Title: Can Sequential 18F-FDG PET/CT Replace WBC Imaging in the Diabetic Foot? 

SLR - April 2012 - Kristin Burton

Reference:   Familiari D, Glaudemans A. W.J.M., Vitale V, Prosperi D, Bagni O, Lenza A, Cavallini M, Scopinaro F, Signore A.  Can Sequential F-FDG PET/CT Replace WBC Imaging in the Diabetic Foot? J Nucl Med. 2011;52:1012-1019.
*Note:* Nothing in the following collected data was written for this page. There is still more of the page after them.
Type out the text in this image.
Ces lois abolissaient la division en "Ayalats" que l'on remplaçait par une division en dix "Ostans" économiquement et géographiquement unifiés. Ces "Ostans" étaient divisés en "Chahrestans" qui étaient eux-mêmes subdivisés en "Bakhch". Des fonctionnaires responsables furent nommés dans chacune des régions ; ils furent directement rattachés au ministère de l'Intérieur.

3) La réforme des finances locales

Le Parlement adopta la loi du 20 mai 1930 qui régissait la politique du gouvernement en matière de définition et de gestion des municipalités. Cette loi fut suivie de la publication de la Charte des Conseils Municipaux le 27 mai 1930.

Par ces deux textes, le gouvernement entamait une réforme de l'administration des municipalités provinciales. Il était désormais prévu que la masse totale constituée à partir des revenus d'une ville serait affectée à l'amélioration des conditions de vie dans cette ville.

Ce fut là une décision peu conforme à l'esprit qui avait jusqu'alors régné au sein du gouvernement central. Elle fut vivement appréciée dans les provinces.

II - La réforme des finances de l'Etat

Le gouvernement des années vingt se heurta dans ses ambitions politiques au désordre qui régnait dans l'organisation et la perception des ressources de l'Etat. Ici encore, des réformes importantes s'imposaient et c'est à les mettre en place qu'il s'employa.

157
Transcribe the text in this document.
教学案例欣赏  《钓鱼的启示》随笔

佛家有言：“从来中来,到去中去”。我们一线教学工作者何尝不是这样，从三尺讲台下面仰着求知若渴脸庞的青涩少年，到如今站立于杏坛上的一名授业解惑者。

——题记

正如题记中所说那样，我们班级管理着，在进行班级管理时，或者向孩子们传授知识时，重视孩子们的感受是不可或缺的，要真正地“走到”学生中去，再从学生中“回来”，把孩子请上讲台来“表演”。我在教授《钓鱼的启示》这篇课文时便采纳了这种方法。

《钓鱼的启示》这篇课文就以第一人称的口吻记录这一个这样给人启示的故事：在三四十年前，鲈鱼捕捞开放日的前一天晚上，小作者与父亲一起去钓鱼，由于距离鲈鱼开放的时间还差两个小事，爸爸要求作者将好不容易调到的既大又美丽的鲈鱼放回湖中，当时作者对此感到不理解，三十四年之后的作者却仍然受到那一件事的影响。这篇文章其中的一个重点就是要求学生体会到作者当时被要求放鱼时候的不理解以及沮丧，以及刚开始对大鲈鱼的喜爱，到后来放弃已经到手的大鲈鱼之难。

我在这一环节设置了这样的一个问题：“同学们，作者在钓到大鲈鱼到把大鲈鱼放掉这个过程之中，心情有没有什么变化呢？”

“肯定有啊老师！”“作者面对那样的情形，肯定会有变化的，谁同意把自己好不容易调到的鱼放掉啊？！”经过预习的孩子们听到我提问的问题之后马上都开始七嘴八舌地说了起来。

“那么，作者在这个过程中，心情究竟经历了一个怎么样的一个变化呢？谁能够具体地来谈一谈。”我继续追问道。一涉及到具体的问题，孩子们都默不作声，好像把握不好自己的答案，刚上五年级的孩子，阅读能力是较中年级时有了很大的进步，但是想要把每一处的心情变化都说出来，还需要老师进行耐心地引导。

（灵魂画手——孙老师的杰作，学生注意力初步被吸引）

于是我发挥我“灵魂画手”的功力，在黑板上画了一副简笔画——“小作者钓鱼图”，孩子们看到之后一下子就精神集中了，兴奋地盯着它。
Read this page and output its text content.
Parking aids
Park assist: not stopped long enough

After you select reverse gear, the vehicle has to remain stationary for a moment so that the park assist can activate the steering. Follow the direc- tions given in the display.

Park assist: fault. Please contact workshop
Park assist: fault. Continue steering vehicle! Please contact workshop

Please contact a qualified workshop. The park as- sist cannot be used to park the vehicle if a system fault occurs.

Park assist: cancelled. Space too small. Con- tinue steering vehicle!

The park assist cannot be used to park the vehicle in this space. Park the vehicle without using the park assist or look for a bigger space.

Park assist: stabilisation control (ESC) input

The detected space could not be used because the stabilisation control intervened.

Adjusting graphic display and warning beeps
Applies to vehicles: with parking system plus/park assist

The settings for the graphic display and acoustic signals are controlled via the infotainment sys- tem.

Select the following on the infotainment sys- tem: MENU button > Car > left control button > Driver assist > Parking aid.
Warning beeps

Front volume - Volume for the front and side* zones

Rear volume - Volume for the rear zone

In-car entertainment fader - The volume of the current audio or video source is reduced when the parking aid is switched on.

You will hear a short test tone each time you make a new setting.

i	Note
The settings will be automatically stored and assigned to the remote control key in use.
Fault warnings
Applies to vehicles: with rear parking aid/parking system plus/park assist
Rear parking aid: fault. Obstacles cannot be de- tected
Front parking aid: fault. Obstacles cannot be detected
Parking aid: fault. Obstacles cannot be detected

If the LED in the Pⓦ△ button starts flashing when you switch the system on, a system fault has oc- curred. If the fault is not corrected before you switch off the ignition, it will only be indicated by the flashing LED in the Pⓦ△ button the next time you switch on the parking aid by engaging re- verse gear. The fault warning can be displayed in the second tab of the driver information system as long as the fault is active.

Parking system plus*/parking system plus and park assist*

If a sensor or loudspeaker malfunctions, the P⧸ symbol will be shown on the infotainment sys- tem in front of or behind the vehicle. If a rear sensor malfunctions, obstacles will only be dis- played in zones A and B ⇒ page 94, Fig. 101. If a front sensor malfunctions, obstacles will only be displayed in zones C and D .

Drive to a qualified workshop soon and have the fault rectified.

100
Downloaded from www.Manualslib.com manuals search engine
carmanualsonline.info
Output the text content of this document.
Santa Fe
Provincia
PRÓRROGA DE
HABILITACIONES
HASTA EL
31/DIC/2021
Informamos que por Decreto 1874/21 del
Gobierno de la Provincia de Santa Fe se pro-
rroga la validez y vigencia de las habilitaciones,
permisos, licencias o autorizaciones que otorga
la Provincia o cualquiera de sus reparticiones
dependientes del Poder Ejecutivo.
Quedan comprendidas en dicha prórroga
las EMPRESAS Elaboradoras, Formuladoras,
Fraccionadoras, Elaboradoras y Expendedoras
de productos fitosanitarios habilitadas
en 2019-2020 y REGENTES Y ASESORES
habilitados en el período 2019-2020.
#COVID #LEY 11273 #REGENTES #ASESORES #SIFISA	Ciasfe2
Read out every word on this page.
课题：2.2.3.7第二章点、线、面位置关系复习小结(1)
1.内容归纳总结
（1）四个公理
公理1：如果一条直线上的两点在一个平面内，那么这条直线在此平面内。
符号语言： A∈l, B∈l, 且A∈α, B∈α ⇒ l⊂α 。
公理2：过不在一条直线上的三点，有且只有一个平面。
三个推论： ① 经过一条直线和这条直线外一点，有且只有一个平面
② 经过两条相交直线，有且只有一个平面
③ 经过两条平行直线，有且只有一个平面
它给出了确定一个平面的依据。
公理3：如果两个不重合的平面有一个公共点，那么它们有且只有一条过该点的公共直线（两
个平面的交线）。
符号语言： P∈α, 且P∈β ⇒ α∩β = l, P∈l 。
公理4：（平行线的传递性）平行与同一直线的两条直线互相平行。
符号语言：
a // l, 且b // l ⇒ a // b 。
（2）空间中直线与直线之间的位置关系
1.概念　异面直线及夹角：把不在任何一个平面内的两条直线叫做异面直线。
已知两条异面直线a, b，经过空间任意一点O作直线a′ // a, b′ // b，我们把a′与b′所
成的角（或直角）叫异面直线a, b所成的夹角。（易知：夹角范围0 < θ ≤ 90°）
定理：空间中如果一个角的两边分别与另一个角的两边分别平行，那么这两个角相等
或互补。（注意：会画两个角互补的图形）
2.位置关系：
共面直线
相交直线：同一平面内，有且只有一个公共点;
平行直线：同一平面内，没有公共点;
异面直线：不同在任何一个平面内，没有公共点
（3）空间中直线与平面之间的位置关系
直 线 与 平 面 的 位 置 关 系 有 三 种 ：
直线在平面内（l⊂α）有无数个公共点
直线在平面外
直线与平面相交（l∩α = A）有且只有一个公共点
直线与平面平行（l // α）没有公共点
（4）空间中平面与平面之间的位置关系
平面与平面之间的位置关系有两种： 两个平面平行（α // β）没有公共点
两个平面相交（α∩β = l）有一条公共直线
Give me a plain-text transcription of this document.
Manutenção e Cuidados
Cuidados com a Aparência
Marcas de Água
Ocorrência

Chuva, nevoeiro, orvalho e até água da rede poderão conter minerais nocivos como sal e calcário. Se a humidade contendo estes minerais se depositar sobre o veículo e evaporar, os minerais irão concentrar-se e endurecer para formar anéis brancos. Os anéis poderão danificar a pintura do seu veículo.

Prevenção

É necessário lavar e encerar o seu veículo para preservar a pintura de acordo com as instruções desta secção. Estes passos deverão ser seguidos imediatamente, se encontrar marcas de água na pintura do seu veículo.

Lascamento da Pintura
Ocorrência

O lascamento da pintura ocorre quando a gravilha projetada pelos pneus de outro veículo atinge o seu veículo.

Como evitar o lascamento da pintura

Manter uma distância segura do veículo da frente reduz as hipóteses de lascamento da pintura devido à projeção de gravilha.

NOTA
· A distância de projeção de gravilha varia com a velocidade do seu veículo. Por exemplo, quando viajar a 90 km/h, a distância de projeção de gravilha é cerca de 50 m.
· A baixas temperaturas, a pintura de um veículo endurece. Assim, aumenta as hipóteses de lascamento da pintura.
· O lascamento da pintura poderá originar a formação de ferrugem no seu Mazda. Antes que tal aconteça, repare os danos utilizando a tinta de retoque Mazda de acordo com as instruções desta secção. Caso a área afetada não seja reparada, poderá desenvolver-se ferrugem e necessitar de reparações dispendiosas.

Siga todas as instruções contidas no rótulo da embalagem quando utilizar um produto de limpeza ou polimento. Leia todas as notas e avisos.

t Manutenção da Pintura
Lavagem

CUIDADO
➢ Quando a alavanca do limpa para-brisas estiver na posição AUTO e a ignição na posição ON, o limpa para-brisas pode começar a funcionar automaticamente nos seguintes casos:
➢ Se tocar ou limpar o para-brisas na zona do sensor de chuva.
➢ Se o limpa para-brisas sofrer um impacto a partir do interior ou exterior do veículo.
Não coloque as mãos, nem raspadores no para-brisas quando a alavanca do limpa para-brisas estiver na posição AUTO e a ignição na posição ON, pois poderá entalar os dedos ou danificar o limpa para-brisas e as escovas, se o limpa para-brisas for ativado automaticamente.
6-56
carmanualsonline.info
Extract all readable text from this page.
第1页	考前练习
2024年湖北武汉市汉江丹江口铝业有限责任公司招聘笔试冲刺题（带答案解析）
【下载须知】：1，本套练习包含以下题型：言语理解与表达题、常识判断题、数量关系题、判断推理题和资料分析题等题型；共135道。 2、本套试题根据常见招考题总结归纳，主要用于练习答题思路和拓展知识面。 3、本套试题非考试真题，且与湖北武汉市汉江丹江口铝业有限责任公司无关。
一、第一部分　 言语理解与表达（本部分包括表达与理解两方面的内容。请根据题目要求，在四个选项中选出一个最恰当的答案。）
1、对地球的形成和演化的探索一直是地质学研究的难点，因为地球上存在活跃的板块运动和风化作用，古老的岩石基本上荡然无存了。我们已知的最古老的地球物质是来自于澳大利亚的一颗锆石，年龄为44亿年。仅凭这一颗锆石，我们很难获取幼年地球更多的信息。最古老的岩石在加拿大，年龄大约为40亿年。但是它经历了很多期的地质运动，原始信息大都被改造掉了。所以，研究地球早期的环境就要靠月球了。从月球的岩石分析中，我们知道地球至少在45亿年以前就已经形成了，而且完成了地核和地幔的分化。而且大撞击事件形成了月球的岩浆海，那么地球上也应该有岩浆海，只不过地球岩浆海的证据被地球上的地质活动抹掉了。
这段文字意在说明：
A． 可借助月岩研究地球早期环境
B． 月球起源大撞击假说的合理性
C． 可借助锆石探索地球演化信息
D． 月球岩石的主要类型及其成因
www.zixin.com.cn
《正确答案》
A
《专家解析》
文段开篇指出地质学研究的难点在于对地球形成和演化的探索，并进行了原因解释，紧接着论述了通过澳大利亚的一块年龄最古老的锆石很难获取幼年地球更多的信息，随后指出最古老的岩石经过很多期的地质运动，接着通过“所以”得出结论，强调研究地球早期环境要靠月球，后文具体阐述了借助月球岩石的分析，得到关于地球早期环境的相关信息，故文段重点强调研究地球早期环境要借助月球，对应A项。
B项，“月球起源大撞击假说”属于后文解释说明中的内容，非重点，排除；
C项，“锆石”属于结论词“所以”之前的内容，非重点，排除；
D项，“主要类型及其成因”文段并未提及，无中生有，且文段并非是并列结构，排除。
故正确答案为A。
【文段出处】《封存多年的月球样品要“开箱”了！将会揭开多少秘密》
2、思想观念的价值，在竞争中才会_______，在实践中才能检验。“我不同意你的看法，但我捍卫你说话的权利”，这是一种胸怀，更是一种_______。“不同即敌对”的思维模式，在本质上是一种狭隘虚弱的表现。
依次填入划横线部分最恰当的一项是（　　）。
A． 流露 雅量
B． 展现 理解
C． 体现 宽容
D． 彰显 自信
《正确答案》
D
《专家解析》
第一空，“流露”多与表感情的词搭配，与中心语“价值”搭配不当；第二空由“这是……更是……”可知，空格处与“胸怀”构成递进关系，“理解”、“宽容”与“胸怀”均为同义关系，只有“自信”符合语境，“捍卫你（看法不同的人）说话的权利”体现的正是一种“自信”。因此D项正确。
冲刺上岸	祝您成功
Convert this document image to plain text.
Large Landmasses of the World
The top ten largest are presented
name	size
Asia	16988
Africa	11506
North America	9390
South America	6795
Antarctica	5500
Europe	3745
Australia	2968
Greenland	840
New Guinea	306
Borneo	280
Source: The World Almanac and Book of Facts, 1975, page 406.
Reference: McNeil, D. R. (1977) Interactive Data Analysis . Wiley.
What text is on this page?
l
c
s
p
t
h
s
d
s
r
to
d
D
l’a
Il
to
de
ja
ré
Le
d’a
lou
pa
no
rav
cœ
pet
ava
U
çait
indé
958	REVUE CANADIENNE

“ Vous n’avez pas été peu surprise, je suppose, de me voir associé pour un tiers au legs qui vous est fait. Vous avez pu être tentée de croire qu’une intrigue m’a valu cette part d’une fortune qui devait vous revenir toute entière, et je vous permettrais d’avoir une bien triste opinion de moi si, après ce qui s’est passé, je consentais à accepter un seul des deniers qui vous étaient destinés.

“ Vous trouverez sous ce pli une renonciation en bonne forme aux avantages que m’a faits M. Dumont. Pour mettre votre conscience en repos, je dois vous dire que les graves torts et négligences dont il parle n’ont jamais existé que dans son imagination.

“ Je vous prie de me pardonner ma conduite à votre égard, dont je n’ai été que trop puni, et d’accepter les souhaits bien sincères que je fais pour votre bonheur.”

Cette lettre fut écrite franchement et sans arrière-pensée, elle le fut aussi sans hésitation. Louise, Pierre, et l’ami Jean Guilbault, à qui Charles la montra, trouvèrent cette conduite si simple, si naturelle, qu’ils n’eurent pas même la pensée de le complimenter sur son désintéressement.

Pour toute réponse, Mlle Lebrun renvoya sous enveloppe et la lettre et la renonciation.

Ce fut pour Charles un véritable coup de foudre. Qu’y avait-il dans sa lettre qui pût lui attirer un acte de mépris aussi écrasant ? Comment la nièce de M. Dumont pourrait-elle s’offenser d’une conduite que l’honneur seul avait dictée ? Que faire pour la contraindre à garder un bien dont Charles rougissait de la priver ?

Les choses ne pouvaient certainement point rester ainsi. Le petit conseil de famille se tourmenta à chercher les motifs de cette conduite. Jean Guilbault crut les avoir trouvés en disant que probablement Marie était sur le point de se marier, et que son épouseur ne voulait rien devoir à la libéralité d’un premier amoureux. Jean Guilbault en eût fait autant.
Scientific Literature Review

Reviewed by: Kristin Burton, DPM
Residency Program: Grant Medical Center

Podiatric Relevance:
Pedal ulcerations will develop in up to 15 percent of diabetics with 15-25 percent of these patients requiring amputation. Detection and differentiation between soft tissue infection and osteomyelitis can be difficult. Bone biopsy is the gold standard, but is not always performed due to its invasive nature and loss of accuracy with the contamination from surrounding soft tissue infection. Therefore, imaging can be useful in evaluation and diagnosis of osteomyelitis. Nuclear medicine currently plays a large role in detection and diagnosis of diabetic pedal infections. White blood cell (WBC) labeled scintigraphy is currently considered the nuclear medicine gold standard imaging technique for diagnosing osteomyelitis. Recent publications have suggested ¹⁸F-FDG PET/CT may be the future trend for diagnosis of osteomyelitis with advantages including no blood manipulation, higher image resolution and shorter acquisition time. This study aimed to compare accuracy of sequential ¹⁸F-FDG PET/CT scanning in differentiating soft tissue infection from osteomyelitis from no infection at all, compared to WBC scintigraphy.

Methods:
Thirteen patients with clinical suspicion of pedal osteomyelitis were included and evaluated with both WBC scintigraphy, sequential ¹⁸F-FDG PET/CT scanning and bone biopsy. High clinical suspicion was based on the presence of two or more signs and symptoms of local inflammation or systemic signs of infection, along with purulence. WBC scintigraphy was performed on day one, ¹⁸F-FDG PET/CT was performed on day two. Bone biopsy was performed within one week of the scans and sent for histological analysis of neutrophilic infiltration.

Results:
Biopsy results demonstrated osteomyelitis in seven patients, soft tissue infection without bone infection in two patients, and no infection in four patients. WBC scintigraphy correctly identified all four patients without infection, and osteomyelitis in six of the seven patients with proven osteomyelitis. One patient was considered to have soft tissue infection with WBC scintigraphy, but was confirmed as osteomyelitis with bone biopsy. The overall diagnostic accuracy in diagnosing osteomyelitis with WBC scintigraphy was 92 percent. ¹⁸F-FDG PET was able to correctly identify three of the four patients who were infection free. One infection free patient was considered to have osteomyelitis which was then negative for osteomyelitis with bone biopsy. Only three of the seven patients with biopsy confirmed osteomyelitis were found to have osteomyelitis by ¹⁸F-FDG PET scanning. This correlated to a diagnostic accuracy of 54 percent. After adding ¹⁸F-FDG PET scanning with CT images, the overall diagnostic accuracy improved to only 62 percent.

Conclusions:
Although recent literature has popularized the ¹⁸F-FDG PET/CT scan as the future diagnostic tool for osteomyelitis, this study provided evidence that the diagnostic accuracy of WBC scintigraphy is greater than F-FDG PET scanning alone and with the addition of CT scanning. WBC scintigraphy remains the gold standard imaging technique for differentiating soft tissue infection from osteomyelitis.